A cultura dos
concursos de Miss e os 30 homens sobre nossos corpos
O concurso de
miss, diversas vezes atacados pelas mais diversas gerações de feministas,
continua a causar alegrias de entusiastas, comemorações e comentários entre os
mais diversos setores de nossa sociedade. Quiçá, tanto quanto o futebol, falar
e classificar os nossos corpos seja uma prática comum na sociedade brasileira,
em especial dos homens, agravada por nossa cultura da informação e da agilidade.

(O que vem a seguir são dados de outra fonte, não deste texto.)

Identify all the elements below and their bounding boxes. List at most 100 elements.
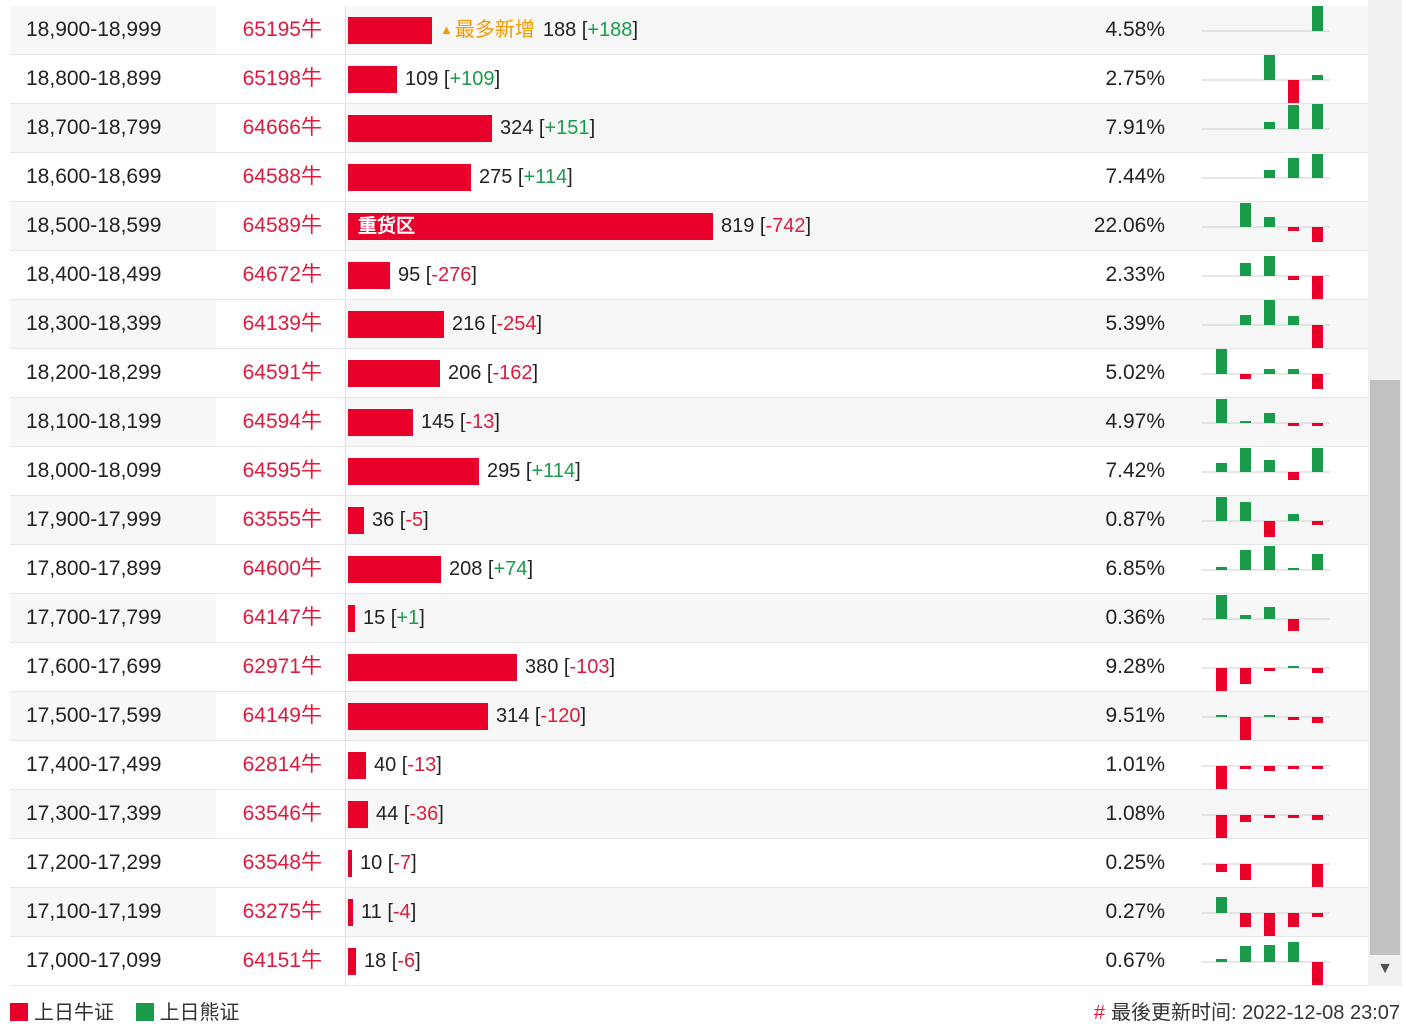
sparkline-bar	[1216, 399, 1227, 423]
warrant-code-link[interactable]: 64594牛	[216, 398, 344, 446]
sparkline-bar	[1288, 568, 1299, 570]
percentage: 7.91%	[1105, 116, 1165, 139]
trend-sparkline	[1202, 715, 1330, 740]
warrant-code-link[interactable]: 64151牛	[216, 937, 344, 985]
sparkline-bar	[1312, 962, 1323, 985]
table-row[interactable]: 17,700-17,799 64147牛 15 [+1] 0.36%	[10, 594, 1368, 643]
table-row[interactable]: 18,500-18,599 64589牛 重货区 819 [-742] 22.06%	[10, 202, 1368, 251]
count-value: 36	[372, 509, 395, 531]
percentage: 0.36%	[1105, 606, 1165, 629]
bull-swatch-icon	[10, 1003, 28, 1021]
percentage: 5.02%	[1105, 361, 1165, 384]
table-row[interactable]: 18,800-18,899 65198牛 109 [+109] 2.75%	[10, 55, 1368, 104]
warrant-code-link[interactable]: 63548牛	[216, 839, 344, 887]
warrant-code-link[interactable]: 64139牛	[216, 300, 344, 348]
count-value: 206	[448, 362, 482, 384]
sparkline-bar	[1312, 374, 1323, 389]
sparkline-bar	[1264, 256, 1275, 276]
table-row[interactable]: 18,900-18,999 65195牛 ▲ 最多新增 188 [+188] 4.58%	[10, 6, 1368, 55]
table-row[interactable]: 17,400-17,499 62814牛 40 [-13] 1.01%	[10, 741, 1368, 790]
table-row[interactable]: 17,200-17,299 63548牛 10 [-7] 0.25%	[10, 839, 1368, 888]
table-row[interactable]: 18,400-18,499 64672牛 95 [-276] 2.33%	[10, 251, 1368, 300]
scroll-down-arrow-icon[interactable]: ▼	[1377, 960, 1393, 977]
count-value: 324	[500, 117, 534, 139]
delta-value: +109	[449, 68, 495, 90]
count-info: 36 [-5]	[372, 509, 429, 531]
table-row[interactable]: 18,100-18,199 64594牛 145 [-13] 4.97%	[10, 398, 1368, 447]
warrant-code-link[interactable]: 65195牛	[216, 6, 344, 54]
heavy-zone-tag: 重货区	[358, 216, 416, 237]
table-row[interactable]: 17,500-17,599 64149牛 314 [-120] 9.51%	[10, 692, 1368, 741]
legend-item-bear: 上日熊证	[135, 1002, 240, 1024]
sparkline-bar	[1288, 717, 1299, 720]
delta-value: -276	[431, 264, 472, 286]
warrant-code-link[interactable]: 64149牛	[216, 692, 344, 740]
sparkline-bar	[1312, 325, 1323, 348]
volume-bar	[348, 262, 390, 289]
count-value: 216	[452, 313, 486, 335]
table-row[interactable]: 18,200-18,299 64591牛 206 [-162] 5.02%	[10, 349, 1368, 398]
volume-bar	[348, 115, 492, 142]
warrant-code-link[interactable]: 63555牛	[216, 496, 344, 544]
table-row[interactable]: 17,900-17,999 63555牛 36 [-5] 0.87%	[10, 496, 1368, 545]
warrant-code-link[interactable]: 64147牛	[216, 594, 344, 642]
volume-bar: 重货区	[348, 213, 713, 240]
count-info: 15 [+1]	[363, 607, 425, 629]
warrant-code-link[interactable]: 62971牛	[216, 643, 344, 691]
volume-bar-cell: 295 [+114]	[345, 447, 1085, 495]
table-row[interactable]: 18,600-18,699 64588牛 275 [+114] 7.44%	[10, 153, 1368, 202]
sparkline-bar	[1288, 472, 1299, 480]
delta-value: +1	[396, 607, 420, 629]
sparkline-bar	[1312, 913, 1323, 917]
sparkline-bar	[1240, 374, 1251, 379]
warrant-code-link[interactable]: 64666牛	[216, 104, 344, 152]
table-row[interactable]: 17,600-17,699 62971牛 380 [-103] 9.28%	[10, 643, 1368, 692]
count-value: 380	[525, 656, 559, 678]
scrollbar-thumb[interactable]	[1370, 380, 1400, 955]
warrant-code-link[interactable]: 62814牛	[216, 741, 344, 789]
warrant-code-link[interactable]: 63546牛	[216, 790, 344, 838]
warrant-code-link[interactable]: 64595牛	[216, 447, 344, 495]
up-triangle-icon: ▲	[440, 22, 453, 37]
sparkline-bar	[1264, 668, 1275, 671]
count-value: 18	[364, 950, 387, 972]
volume-bar-cell: 10 [-7]	[345, 839, 1085, 887]
sparkline-bar	[1264, 413, 1275, 423]
warrant-code-link[interactable]: 64589牛	[216, 202, 344, 250]
count-value: 109	[405, 68, 439, 90]
sparkline-bar	[1216, 463, 1227, 472]
table-row[interactable]: 17,100-17,199 63275牛 11 [-4] 0.27%	[10, 888, 1368, 937]
table-row[interactable]: 17,000-17,099 64151牛 18 [-6] 0.67%	[10, 937, 1368, 986]
warrant-code-link[interactable]: 64588牛	[216, 153, 344, 201]
table-row[interactable]: 18,300-18,399 64139牛 216 [-254] 5.39%	[10, 300, 1368, 349]
sparkline-bar	[1240, 502, 1251, 521]
table-row[interactable]: 18,000-18,099 64595牛 295 [+114] 7.42%	[10, 447, 1368, 496]
warrant-code-link[interactable]: 64672牛	[216, 251, 344, 299]
sparkline-bar	[1288, 316, 1299, 325]
trend-sparkline	[1202, 814, 1330, 838]
sparkline-bar	[1288, 423, 1299, 426]
sparkline-bar	[1312, 815, 1323, 820]
sparkline-bar	[1240, 946, 1251, 962]
table-row[interactable]: 17,300-17,399 63546牛 44 [-36] 1.08%	[10, 790, 1368, 839]
trend-sparkline	[1202, 863, 1330, 887]
sparkline-bar	[1240, 815, 1251, 822]
legend: 上日牛证 上日熊证	[10, 998, 256, 1028]
warrant-code-link[interactable]: 65198牛	[216, 55, 344, 103]
price-range: 18,300-18,399	[26, 312, 162, 335]
percentage: 0.67%	[1105, 949, 1165, 972]
vertical-scrollbar[interactable]: ▼	[1368, 0, 1402, 986]
warrant-code-link[interactable]: 64591牛	[216, 349, 344, 397]
table-row[interactable]: 17,800-17,899 64600牛 208 [+74] 6.85%	[10, 545, 1368, 594]
warrant-code-link[interactable]: 63275牛	[216, 888, 344, 936]
table-row[interactable]: 18,700-18,799 64666牛 324 [+151] 7.91%	[10, 104, 1368, 153]
percentage: 6.85%	[1105, 557, 1165, 580]
sparkline-bar	[1240, 615, 1251, 619]
sparkline-bar	[1288, 619, 1299, 631]
trend-sparkline	[1202, 300, 1330, 348]
price-range: 18,000-18,099	[26, 459, 162, 482]
volume-bar-cell: 208 [+74]	[345, 545, 1085, 593]
trend-sparkline	[1202, 399, 1330, 426]
warrant-code-link[interactable]: 64600牛	[216, 545, 344, 593]
trend-sparkline	[1202, 942, 1330, 985]
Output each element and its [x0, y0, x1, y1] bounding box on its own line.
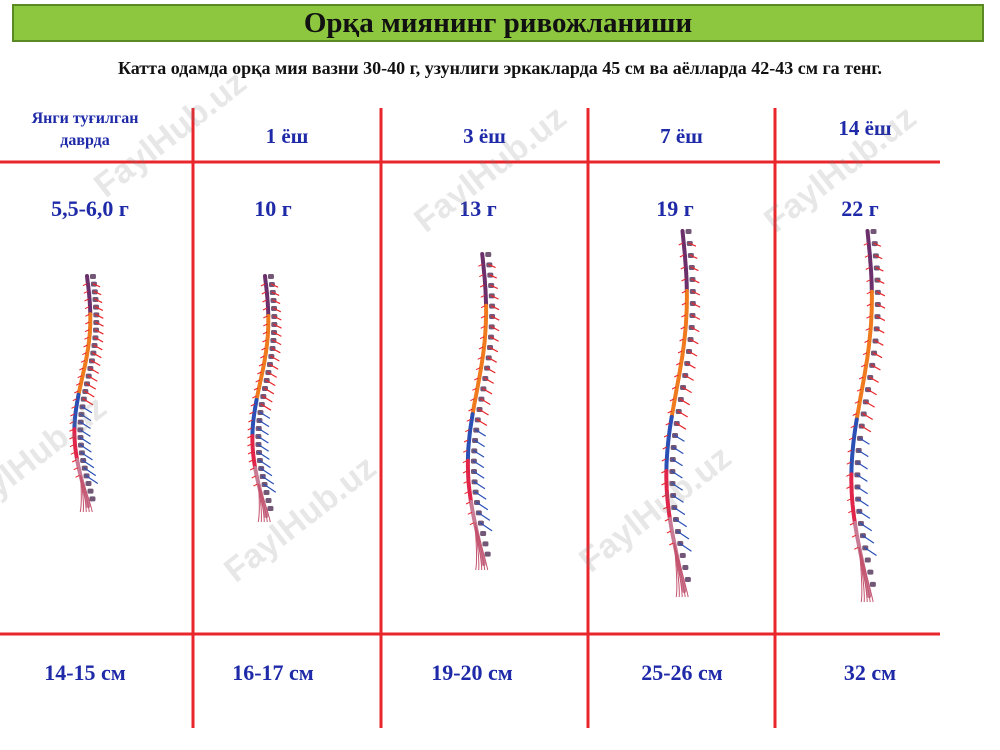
weight-newborn: 5,5-6,0 г: [51, 196, 129, 221]
weight-7-years: 19 г: [656, 196, 694, 221]
weight-1-year: 10 г: [254, 196, 292, 221]
length-3-years: 19-20 см: [431, 660, 513, 685]
column-header-3-years: 3 ёш: [463, 124, 506, 148]
spine-illustration-14-years: [846, 229, 886, 603]
column-header-newborn: Янги туғилган даврда: [31, 110, 139, 149]
length-14-years: 32 см: [843, 660, 897, 685]
length-7-years: 25-26 см: [641, 660, 723, 685]
spine-illustration-3-years: [462, 252, 500, 571]
spine-illustration-1-year: [247, 274, 282, 523]
spine-illustration-newborn: [69, 274, 104, 513]
length-1-year: 16-17 см: [232, 660, 314, 685]
length-newborn: 14-15 см: [44, 660, 126, 685]
column-header-7-years: 7 ёш: [660, 124, 703, 148]
subtitle: Катта одамда орқа мия вазни 30-40 г, узу…: [117, 58, 883, 78]
page-title: Орқа миянинг ривожланиши: [303, 6, 693, 39]
title-bar: Орқа миянинг ривожланиши: [12, 4, 984, 42]
weight-3-years: 13 г: [459, 196, 497, 221]
weight-14-years: 22 г: [841, 196, 879, 221]
column-header-1-year: 1 ёш: [265, 124, 309, 148]
spine-illustration-7-years: [661, 229, 701, 598]
column-header-14-years: 14 ёш: [838, 116, 892, 140]
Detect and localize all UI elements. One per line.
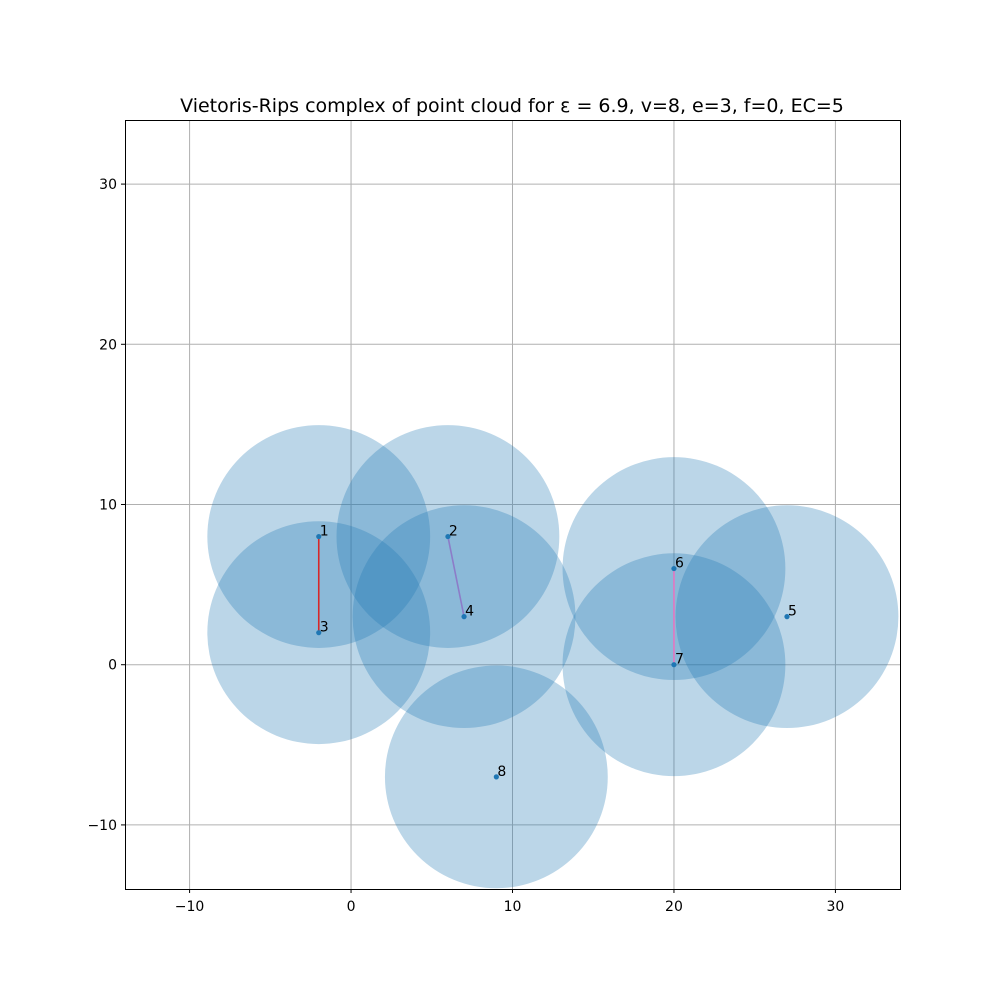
data-points	[316, 533, 790, 780]
point-label: 6	[675, 556, 684, 572]
data-point	[671, 662, 677, 668]
point-label: 3	[320, 620, 329, 636]
point-label: 4	[465, 604, 474, 620]
data-point	[784, 614, 790, 620]
data-point	[461, 614, 467, 620]
point-label: 2	[449, 524, 458, 540]
epsilon-balls	[207, 425, 899, 889]
point-label: 5	[788, 604, 797, 620]
complex-edge	[447, 536, 465, 617]
point-label: 7	[675, 652, 684, 668]
y-axis-ticks: −10 0 10 20 30	[87, 177, 125, 834]
y-tick-label: −10	[87, 818, 117, 834]
point-label: 1	[320, 524, 329, 540]
y-tick-label: 0	[108, 658, 117, 674]
x-tick-label: 0	[347, 899, 356, 915]
x-tick-label: −10	[175, 899, 205, 915]
data-point	[445, 533, 451, 540]
point-label: 8	[497, 764, 506, 780]
y-tick-label: 20	[99, 337, 117, 353]
complex-edges	[317, 536, 675, 665]
data-point	[671, 565, 677, 572]
data-point	[316, 533, 322, 540]
point-labels: 1 2 3 4 5 6 7 8	[320, 524, 797, 780]
y-tick-label: 30	[99, 177, 117, 193]
data-point	[493, 774, 499, 780]
data-point	[316, 630, 322, 636]
chart-title: Vietoris-Rips complex of point cloud for…	[180, 95, 844, 117]
x-tick-label: 30	[827, 899, 845, 915]
y-tick-label: 10	[99, 498, 117, 514]
grid-lines	[125, 120, 900, 889]
x-tick-label: 20	[665, 899, 683, 915]
x-axis-ticks: −10 0 10 20 30	[175, 889, 845, 915]
x-tick-label: 10	[504, 899, 522, 915]
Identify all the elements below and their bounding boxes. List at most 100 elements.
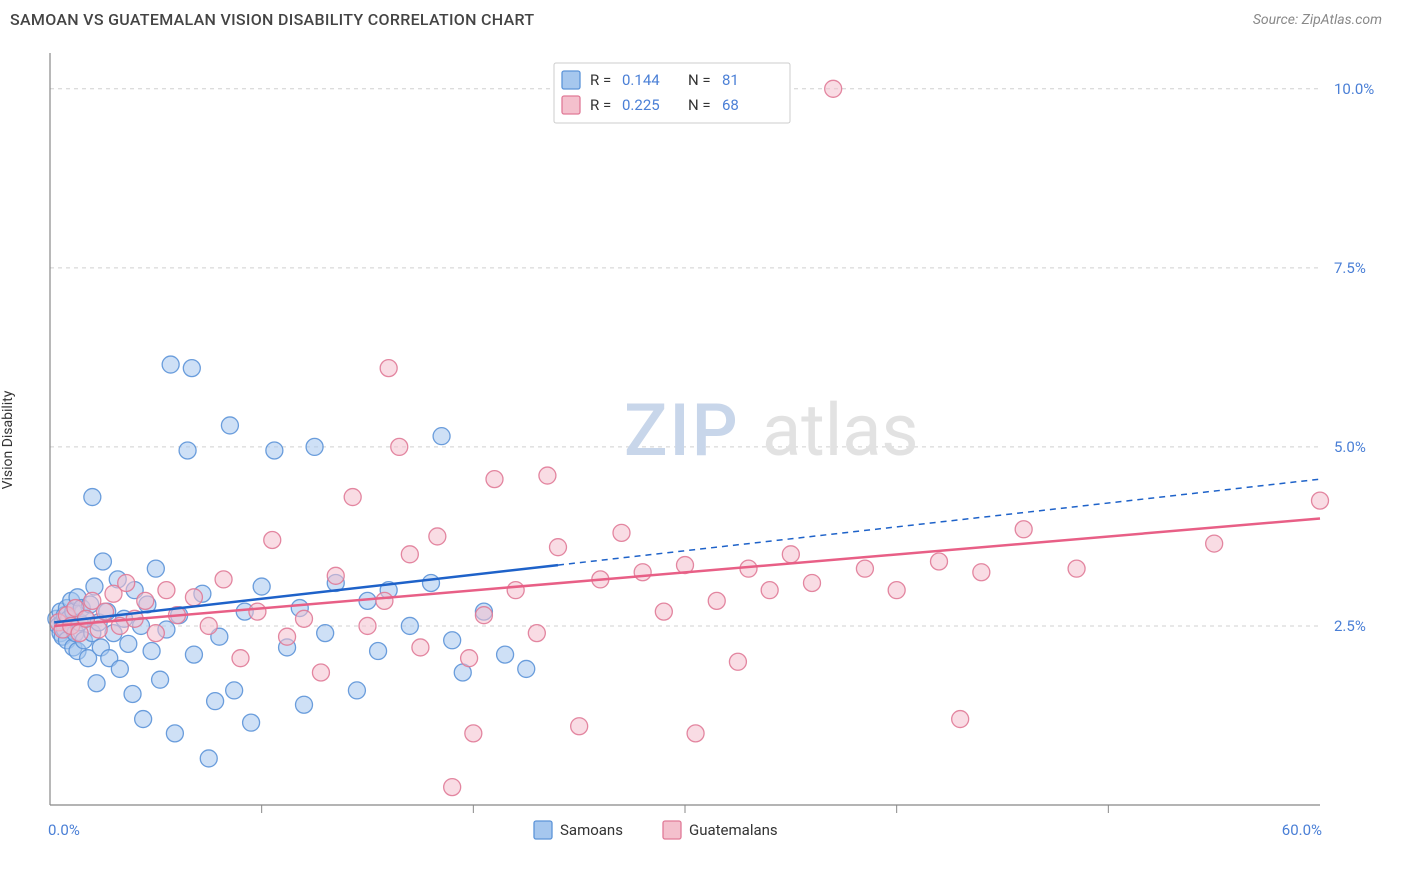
data-point xyxy=(279,628,296,645)
data-point xyxy=(147,560,164,577)
data-point xyxy=(433,428,450,445)
data-point xyxy=(207,693,224,710)
legend-r-value: 0.144 xyxy=(622,71,660,89)
data-point xyxy=(550,539,567,556)
chart-container: Vision Disability ZIPatlas0.0%60.0%2.5%5… xyxy=(14,35,1394,845)
data-point xyxy=(401,617,418,634)
data-point xyxy=(528,625,545,642)
data-point xyxy=(306,438,323,455)
trendline-guatemalans xyxy=(54,519,1320,626)
data-point xyxy=(185,646,202,663)
data-point xyxy=(120,635,137,652)
data-point xyxy=(888,582,905,599)
source-attribution: Source: ZipAtlas.com xyxy=(1253,12,1382,28)
data-point xyxy=(162,356,179,373)
y-axis-label: Vision Disability xyxy=(0,391,16,490)
data-point xyxy=(376,592,393,609)
data-point xyxy=(952,711,969,728)
data-point xyxy=(232,650,249,667)
data-point xyxy=(931,553,948,570)
data-point xyxy=(359,617,376,634)
correlation-legend: R =0.144N =81R =0.225N =68 xyxy=(554,63,790,123)
series-legend: SamoansGuatemalans xyxy=(534,821,778,839)
data-point xyxy=(266,442,283,459)
x-tick-label: 60.0% xyxy=(1282,821,1322,839)
data-point xyxy=(183,360,200,377)
data-point xyxy=(1312,492,1329,509)
data-point xyxy=(94,553,111,570)
data-point xyxy=(118,574,135,591)
data-point xyxy=(344,489,361,506)
data-point xyxy=(1015,521,1032,538)
chart-header: SAMOAN VS GUATEMALAN VISION DISABILITY C… xyxy=(0,0,1406,35)
data-point xyxy=(200,750,217,767)
y-tick-label: 7.5% xyxy=(1334,259,1366,277)
legend-series-label: Guatemalans xyxy=(689,821,778,839)
data-point xyxy=(539,467,556,484)
data-point xyxy=(444,632,461,649)
legend-n-label: N = xyxy=(688,96,711,114)
data-point xyxy=(243,714,260,731)
data-point xyxy=(312,664,329,681)
legend-r-label: R = xyxy=(590,96,611,114)
data-point xyxy=(317,625,334,642)
data-point xyxy=(296,696,313,713)
chart-title: SAMOAN VS GUATEMALAN VISION DISABILITY C… xyxy=(10,10,534,29)
data-point xyxy=(215,571,232,588)
data-point xyxy=(137,592,154,609)
legend-r-label: R = xyxy=(590,71,611,89)
data-point xyxy=(729,653,746,670)
legend-swatch xyxy=(663,821,681,839)
data-point xyxy=(461,650,478,667)
data-point xyxy=(147,625,164,642)
y-tick-label: 5.0% xyxy=(1334,438,1366,456)
data-point xyxy=(423,574,440,591)
series-samoans xyxy=(48,356,535,767)
data-point xyxy=(761,582,778,599)
data-point xyxy=(687,725,704,742)
legend-swatch xyxy=(562,71,580,89)
data-point xyxy=(429,528,446,545)
scatter-chart: ZIPatlas0.0%60.0%2.5%5.0%7.5%10.0%R =0.1… xyxy=(14,35,1394,845)
data-point xyxy=(327,567,344,584)
data-point xyxy=(143,643,160,660)
data-point xyxy=(135,711,152,728)
data-point xyxy=(152,671,169,688)
data-point xyxy=(249,603,266,620)
svg-text:ZIP: ZIP xyxy=(624,388,740,473)
data-point xyxy=(708,592,725,609)
data-point xyxy=(158,582,175,599)
data-point xyxy=(518,660,535,677)
data-point xyxy=(613,524,630,541)
data-point xyxy=(782,546,799,563)
data-point xyxy=(226,682,243,699)
data-point xyxy=(221,417,238,434)
legend-swatch xyxy=(562,96,580,114)
data-point xyxy=(84,489,101,506)
y-tick-label: 10.0% xyxy=(1334,80,1374,98)
data-point xyxy=(370,643,387,660)
y-tick-label: 2.5% xyxy=(1334,617,1366,635)
data-point xyxy=(973,564,990,581)
data-point xyxy=(166,725,183,742)
data-point xyxy=(507,582,524,599)
data-point xyxy=(111,660,128,677)
data-point xyxy=(1206,535,1223,552)
data-point xyxy=(444,779,461,796)
data-point xyxy=(571,718,588,735)
legend-r-value: 0.225 xyxy=(622,96,660,114)
data-point xyxy=(401,546,418,563)
data-point xyxy=(497,646,514,663)
data-point xyxy=(200,617,217,634)
legend-n-value: 68 xyxy=(722,96,739,114)
data-point xyxy=(348,682,365,699)
data-point xyxy=(486,471,503,488)
trendline-extrap-samoans xyxy=(558,479,1320,565)
data-point xyxy=(634,564,651,581)
data-point xyxy=(856,560,873,577)
data-point xyxy=(1068,560,1085,577)
legend-n-label: N = xyxy=(688,71,711,89)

Hoje, o mais novo assunto das redes sociais, é a vitória de uma mulher negra,
no concurso de miss no estado de São Paulo_
Tal fato, me
despertou para algumas reflexões. Precisamos compreender, por exemplo, que não
venceremos a cultura do estupro, enquanto não enfrentarmos a cultura do
machismo e de sua naturalização. O desejo de mulheres negras, brancas e
indígenas a serem bem avaliadas por sua beleza, é sem dúvida um dos sintomas da
superioridade dos homens sobre nossos corpos, de uma cultura machista/racista, e
portanto, hierárquica, que possibilita a cultura da violência e do estupro.
Essa cultura
presentifica-se, na roda de meninos na esquina da escola, a avaliarem suas
colegas, nos bailes de debutantes, na escolha da mais bela rainha ou princesa
(já que não basta ser bela, é preciso pertencer a realeza), a mais bela da
festa da laranja, do pinhão e da paçoca. A lista de concursos seria infindável,
pois toda e qualquer festa ou reunião fica mais interessante quando da
exposição dos nossos corpos, para os ávidos de plantão e são inúmeros os
espaços, que apostam nesta assertiva, faz parte inclusive de pacotes turísticos
do país.
Nessa jogada,
algumas classificações e avaliações são bem quistas, outras aparentemente não,
algumas terão seus corpos bem classificados, ganharão coroas, faixas, se
tornarão acompanhantes em todo tipo
de festas. Infelizmente ou felizmente, outras, como a dep. Maria do Rosário,
não passarão pelo teste e como julgou o também dep. Jair Bolsonaro: “Só não te
estupro porque você não merece”.
Desse modo,
vamos naturalizando quem é merecedora, quem pode ser violada, estuprada, bem
avaliada, quem receberá a coroa e quem não terá a mesma sorte. O importante é
não quebrar a regra, independente do que pareça ou não legalizado, corpos de
mulheres podem e devem ser avaliados seja em um concurso de miss, ou após ser
torturado por mais de 30 homens, ou pelo Coronel Ustra, o que importa nesse
jogo? Seguir a regra. A barbárie em que vivemos condena ali, repercute o que
parece inaceitável, monstruoso, mais explora e reproduz os reflexos da cultura
da violência e da objetificação, que permite a aniquilação dos nossos corpos de
uma ou de outra maneira, seja na ideia obsessiva da beleza e juventude ou ainda
na hierarquia do que é a beleza, já que é importante lembrar que desde 1986
após Deise Nunes, não tivemos mulheres não brancas a ganharem o concurso
nacional.
Manas, quando
homens se unem para o estupro coletivo, antes assobiaram e avaliaram pernas,
bundas, coxas, em suas redes sociais, nas conversas com os amigos, assediaram
um pouquinho, mas a mina também estava a fim não é mesmo? Foram bem vistos por
compartilhar fotos e campanhas misóginas contra quem exerce o maior poder
executivo do país, antes observaram, talvez sem muito compreender, a retirada
da ed.de gênero nos planos de educação municipais e estaduais (retirado pelos setores conservadores e sexistas de nossa sociedade), o líder religioso diz que não é do bem, o prefeito se omite, a câmara de vereadores nos disseram_ tchau queridas. Que país é esse?
É o mesmo país que repercute o que chama de barbárie, porém elimina nossa
proteção e direitos, ao mesmo tempo que aplaudem de pé, com assobios e
compartilhamentos, como em tempos de copa do mundo, a mais nova miss São Paulo,
de fato, me parece que essa república da banana, se manifesta cotidianamente
entre pão, circo e alguma e outra tragédia. Perguntas necessárias em toda
relação de poder, é o quanto esta sociedade patriarcal/escravocrata está disposta a negociar, ou ainda, como em
nosso cotidiano permitimos e reproduzimos a cultura hegemônica da qual dizemos combater.